In short, you need to know that co-creation of the deliverables is the first step to ownership. Being aware of this will improve your deliverables so they allow for co-creation. In the case of master data cleansers this may mean providing them with the tools to track the progress etc.
3. AIM!
People make sense of the change as they react to the prototype of your deliverables. This will get their minds in motion and their noses pointed in the direction of the change. Sense making is a process that requires you to build a platform of psychological safety (knowing that it is OK to step out of an old habit and to try something new).
The point here is to listen, listen and listen because the cause of major setbacks is due to going faster than the speed of making sense.
Elegant Organization
The “Fire – Ready -Aim” approach requires you to paint a bull’s-eye on each of your deliverables, because people will be tempted to shoot when they see one. If they shoot, two things will happen at the same time:
- People will make your deliverable move in the right direction: forward;
- People will automatically take ownership of the deliverable and start to take care of it.

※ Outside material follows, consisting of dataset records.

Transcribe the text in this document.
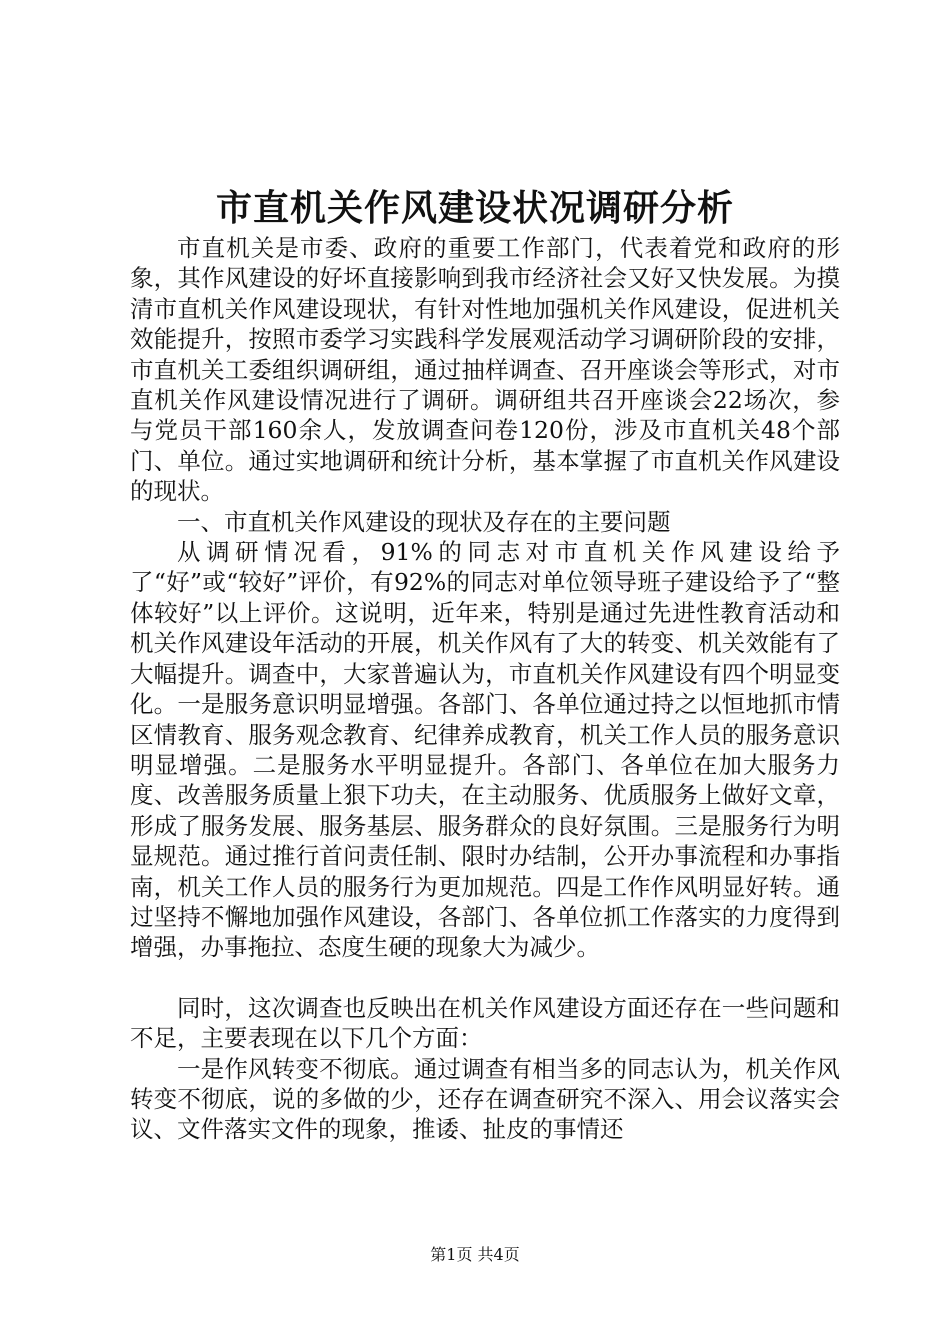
市直机关作风建设状况调研分析

市直机关是市委、政府的重要工作部门，代表着党和政府的形象，其作风建设的好坏直接影响到我市经济社会又好又快发展。为摸清市直机关作风建设现状，有针对性地加强机关作风建设，促进机关效能提升，按照市委学习实践科学发展观活动学习调研阶段的安排，市直机关工委组织调研组，通过抽样调查、召开座谈会等形式，对市直机关作风建设情况进行了调研。调研组共召开座谈会22场次，参与党员干部160余人，发放调查问卷120份，涉及市直机关48个部门、单位。通过实地调研和统计分析，基本掌握了市直机关作风建设的现状。

一、市直机关作风建设的现状及存在的主要问题

从调研情况看，91%的同志对市直机关作风建设给予了“好”或“较好”评价，有92%的同志对单位领导班子建设给予了“整体较好”以上评价。这说明，近年来，特别是通过先进性教育活动和机关作风建设年活动的开展，机关作风有了大的转变、机关效能有了大幅提升。调查中，大家普遍认为，市直机关作风建设有四个明显变化。一是服务意识明显增强。各部门、各单位通过持之以恒地抓市情区情教育、服务观念教育、纪律养成教育，机关工作人员的服务意识明显增强。二是服务水平明显提升。各部门、各单位在加大服务力度、改善服务质量上狠下功夫，在主动服务、优质服务上做好文章，形成了服务发展、服务基层、服务群众的良好氛围。三是服务行为明显规范。通过推行首问责任制、限时办结制，公开办事流程和办事指南，机关工作人员的服务行为更加规范。四是工作作风明显好转。通过坚持不懈地加强作风建设，各部门、各单位抓工作落实的力度得到增强，办事拖拉、态度生硬的现象大为减少。

同时，这次调查也反映出在机关作风建设方面还存在一些问题和不足，主要表现在以下几个方面：

一是作风转变不彻底。通过调查有相当多的同志认为，机关作风转变不彻底，说的多做的少，还存在调查研究不深入、用会议落实会议、文件落实文件的现象，推诿、扯皮的事情还

第1页 共4页
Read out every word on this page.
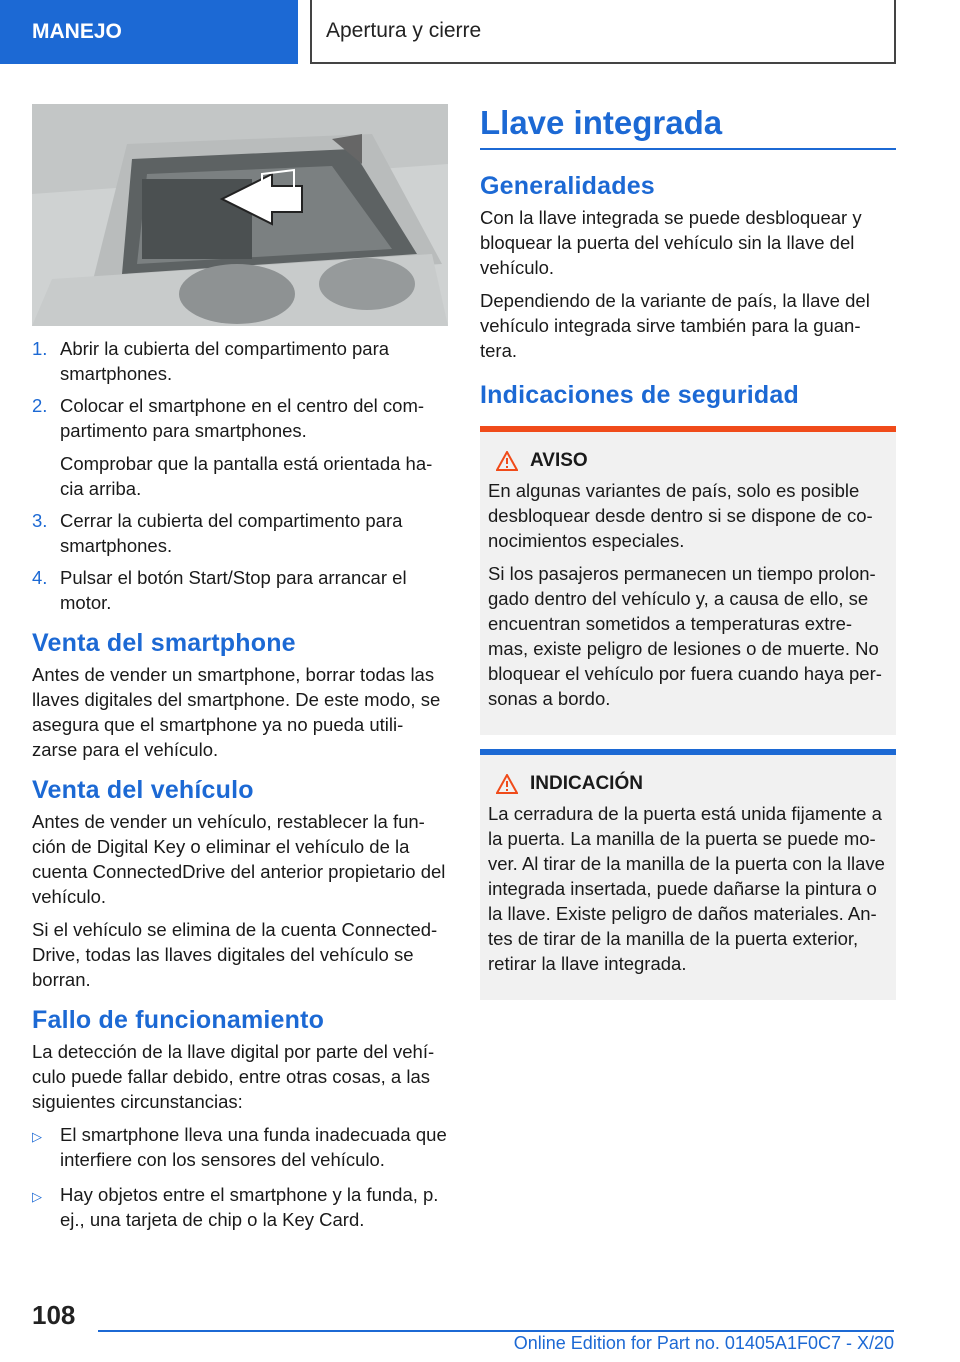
MANEJO	Apertura y cierre
1. Abrir la cubierta del compartimento para smartphones.

2. Colocar el smartphone en el centro del com-partimento para smartphones.

Comprobar que la pantalla está orientada ha-cia arriba.

3. Cerrar la cubierta del compartimento para smartphones.

4. Pulsar el botón Start/Stop para arrancar el motor.

Venta del smartphone

Antes de vender un smartphone, borrar todas las llaves digitales del smartphone. De este modo, se asegura que el smartphone ya no pueda utili-zarse para el vehículo.

Venta del vehículo

Antes de vender un vehículo, restablecer la fun-ción de Digital Key o eliminar el vehículo de la cuenta ConnectedDrive del anterior propietario del vehículo.

Si el vehículo se elimina de la cuenta Connected-Drive, todas las llaves digitales del vehículo se borran.

Fallo de funcionamiento

La detección de la llave digital por parte del vehí-culo puede fallar debido, entre otras cosas, a las siguientes circunstancias:

▷ El smartphone lleva una funda inadecuada que interfiere con los sensores del vehículo.
▷ Hay objetos entre el smartphone y la funda, p. ej., una tarjeta de chip o la Key Card.
Llave integrada
Generalidades

Con la llave integrada se puede desbloquear y bloquear la puerta del vehículo sin la llave del vehículo.

Dependiendo de la variante de país, la llave del vehículo integrada sirve también para la guan-tera.

Indicaciones de seguridad
AVISO

En algunas variantes de país, solo es posible desbloquear desde dentro si se dispone de co-nocimientos especiales.

Si los pasajeros permanecen un tiempo prolon-gado dentro del vehículo y, a causa de ello, se encuentran sometidos a temperaturas extre-mas, existe peligro de lesiones o de muerte. No bloquear el vehículo por fuera cuando haya per-sonas a bordo.

INDICACIÓN

La cerradura de la puerta está unida fijamente a la puerta. La manilla de la puerta se puede mo-ver. Al tirar de la manilla de la puerta con la llave integrada insertada, puede dañarse la pintura o la llave. Existe peligro de daños materiales. An-tes de tirar de la manilla de la puerta exterior, retirar la llave integrada.

108
Online Edition for Part no. 01405A1F0C7 - X/20
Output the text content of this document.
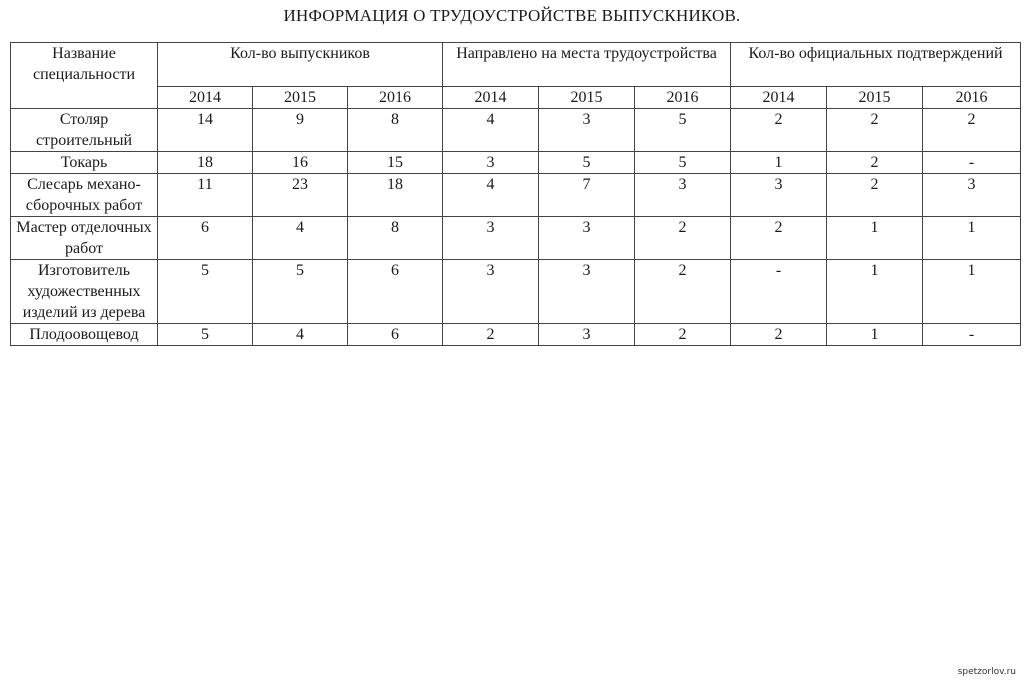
ИНФОРМАЦИЯ О ТРУДОУСТРОЙСТВЕ ВЫПУСКНИКОВ.
Название специальности	Кол-во выпускников			Направлено на места трудоустройства			Кол-во официальных подтверждений		
	2014	2015	2016	2014	2015	2016	2014	2015	2016
Столяр строительный	14	9	8	4	3	5	2	2	2
Токарь	18	16	15	3	5	5	1	2	-
Слесарь механо-сборочных работ	11	23	18	4	7	3	3	2	3
Мастер отделочных работ	6	4	8	3	3	2	2	1	1
Изготовитель художественных изделий из дерева	5	5	6	3	3	2	-	1	1
Плодоовощевод	5	4	6	2	3	2	2	1	-
spetzorlov.ru
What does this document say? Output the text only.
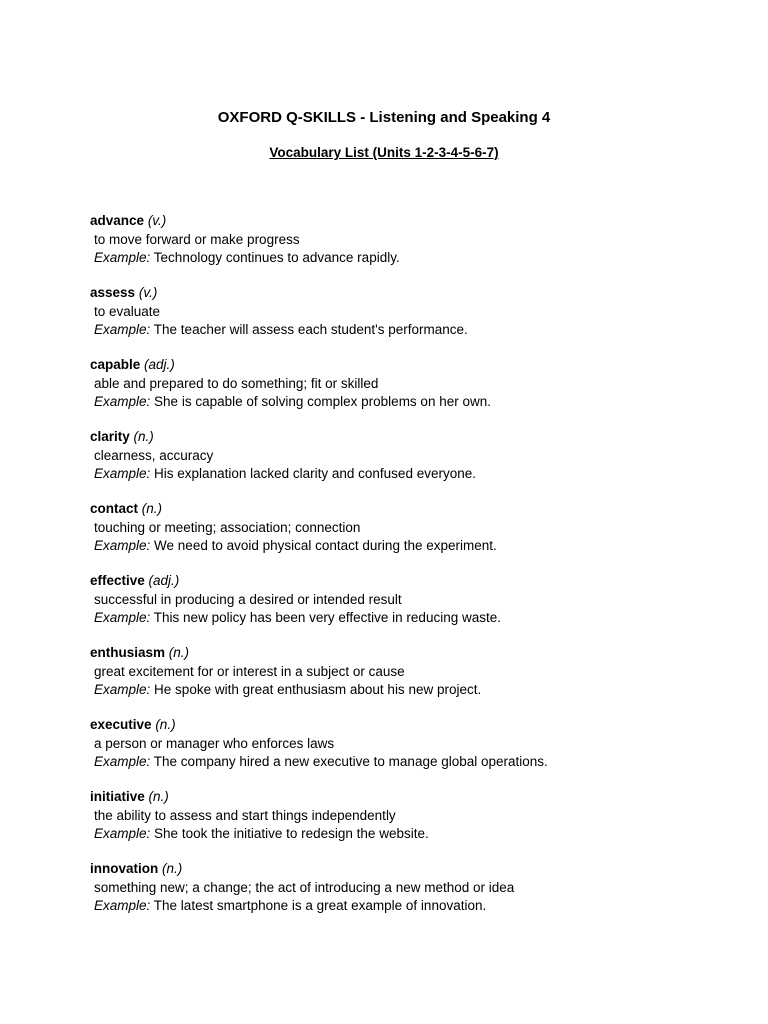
OXFORD Q-SKILLS - Listening and Speaking 4
Vocabulary List (Units 1-2-3-4-5-6-7)
advance (v.)
to move forward or make progress
Example: Technology continues to advance rapidly.
assess (v.)
to evaluate
Example: The teacher will assess each student's performance.
capable (adj.)
able and prepared to do something; fit or skilled
Example: She is capable of solving complex problems on her own.
clarity (n.)
clearness, accuracy
Example: His explanation lacked clarity and confused everyone.
contact (n.)
touching or meeting; association; connection
Example: We need to avoid physical contact during the experiment.
effective (adj.)
successful in producing a desired or intended result
Example: This new policy has been very effective in reducing waste.
enthusiasm (n.)
great excitement for or interest in a subject or cause
Example: He spoke with great enthusiasm about his new project.
executive (n.)
a person or manager who enforces laws
Example: The company hired a new executive to manage global operations.
initiative (n.)
the ability to assess and start things independently
Example: She took the initiative to redesign the website.
innovation (n.)
something new; a change; the act of introducing a new method or idea
Example: The latest smartphone is a great example of innovation.
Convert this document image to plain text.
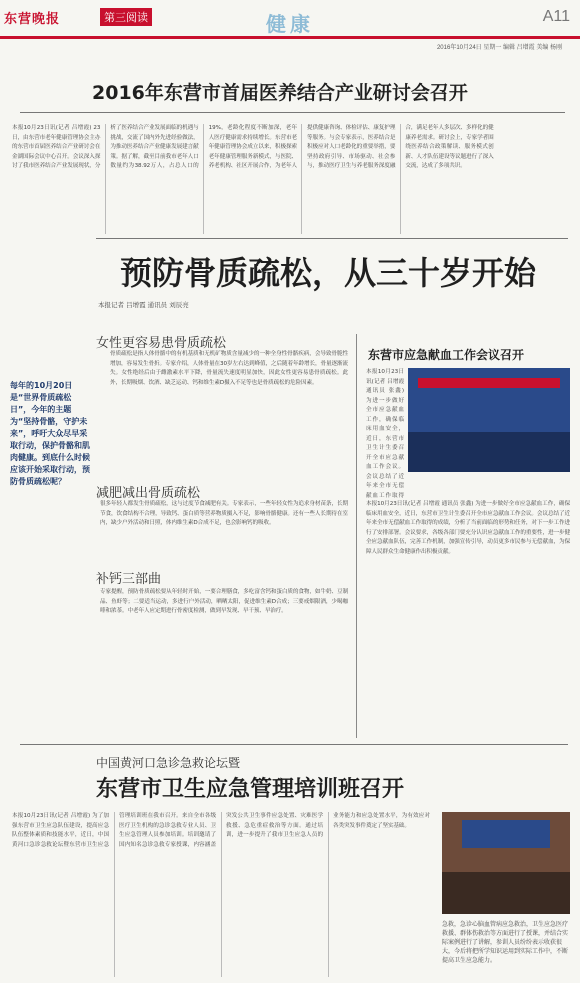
东营晚报	第三阅读	健康	A11
2016年10月24日 星期一 编辑 吕增霞 美编 杨刚
2016年东营市首届医养结合产业研讨会召开
本报10月23日讯(记者 吕增霞) 23日，由东营市老年健康管理协会主办的东营市首届医养结合产业研讨会在金湖国际会议中心召开。会议深入探讨了我市医养结合产业发展现状，分析了医养结合产业发展面临的机遇与挑战，交流了国内外先进经验做法，为推动医养结合产业健康发展建言献策。据了解，截至目前我市老年人口数量约为38.92万人，占总人口的19%，老龄化程度不断加深，老年人医疗健康需求持续增长。东营市老年健康管理协会成立以来，积极探索老年健康管理服务新模式，与医院、养老机构、社区开展合作，为老年人提供健康咨询、体检评估、康复护理等服务。与会专家表示，医养结合是积极应对人口老龄化的重要举措，要坚持政府引导、市场驱动、社会参与，推动医疗卫生与养老服务深度融合，满足老年人多层次、多样化的健康养老需求。研讨会上，专家学者围绕医养结合政策解读、服务模式创新、人才队伍建设等议题进行了深入交流，达成了多项共识。
预防骨质疏松，从三十岁开始
本报记者 吕增霞 通讯员 刘辰亮
每年的10月20日是“世界骨质疏松日”，今年的主题为“坚持骨骼，守护未来”，呼吁大众尽早采取行动，保护骨骼和肌肉健康。到底什么时候应该开始采取行动，预防骨质疏松呢？
女性更容易患骨质疏松
骨质疏松是指人体骨骼中的有机基质和无机矿物质含量减少的一种全身性骨骼疾病，会导致骨脆性增加，容易发生骨折。专家介绍，人体骨量在30岁左右达到峰值，之后随着年龄增长，骨量逐渐流失。女性绝经后由于雌激素水平下降，骨量流失速度明显加快，因此女性更容易患骨质疏松。此外，长期吸烟、饮酒、缺乏运动、钙和维生素D摄入不足等也是骨质疏松的危险因素。
减肥减出骨质疏松
很多年轻人都发生骨质疏松，这与过度节食减肥有关。专家表示，一些年轻女性为追求身材苗条，长期节食，饮食结构不合理，导致钙、蛋白质等营养物质摄入不足，影响骨骼健康。还有一些人长期待在室内，缺少户外活动和日照，体内维生素D合成不足，也会影响钙的吸收。
补钙三部曲
专家提醒，预防骨质疏松要从年轻时开始，一要合理膳食，多吃富含钙和蛋白质的食物，如牛奶、豆制品、鱼虾等；二要适当运动，多进行户外活动，晒晒太阳，促进维生素D合成；三要戒烟限酒，少喝咖啡和浓茶。中老年人应定期进行骨密度检测，做到早发现、早干预、早治疗。
东营市应急献血工作会议召开
本报10月23日讯(记者 吕增霞 通讯员 张鑫) 为进一步做好全市应急献血工作，确保临床用血安全，近日，东营市卫生计生委召开全市应急献血工作会议。会议总结了近年来全市无偿献血工作取得
本报10月23日讯(记者 吕增霞 通讯员 张鑫) 为进一步做好全市应急献血工作，确保临床用血安全，近日，东营市卫生计生委召开全市应急献血工作会议。会议总结了近年来全市无偿献血工作取得的成绩，分析了当前面临的形势和任务，对下一步工作进行了安排部署。会议要求，各级各部门要充分认识应急献血工作的重要性，进一步健全应急献血队伍，完善工作机制，加强宣传引导，动员更多市民参与无偿献血，为保障人民群众生命健康作出积极贡献。
中国黄河口急诊急救论坛暨
东营市卫生应急管理培训班召开
本报10月23日讯(记者 吕增霞) 为了加强东营市卫生应急队伍建设，提高应急队伍整体素质和技能水平，近日，中国黄河口急诊急救论坛暨东营市卫生应急管理培训班在我市召开。来自全市各级医疗卫生机构的急诊急救专业人员、卫生应急管理人员参加培训。培训邀请了国内知名急诊急救专家授课，内容涵盖突发公共卫生事件应急处置、灾难医学救援、急危重症救治等方面。通过培训，进一步提升了我市卫生应急人员的业务能力和应急处置水平，为有效应对各类突发事件奠定了坚实基础。
急救，急诊心脑血管病应急救治，卫生应急医疗救援、群体伤救治等方面进行了授课，并结合实际案例进行了讲解，参训人员纷纷表示收获很大，今后将把所学知识运用到实际工作中，不断提高卫生应急能力。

It’s dangerous to conclude that you can just throw about any unfinished deliverable at people’s heads to provoke a reaction.
Try it. You will soon find out that people have a bullshit-detector and will only accept the very best of your efforts to accommodate their needs. This is what Jeff Jarvis calls elegant organization: you don’t create a community but provide elegant organization and then the community will let you help them.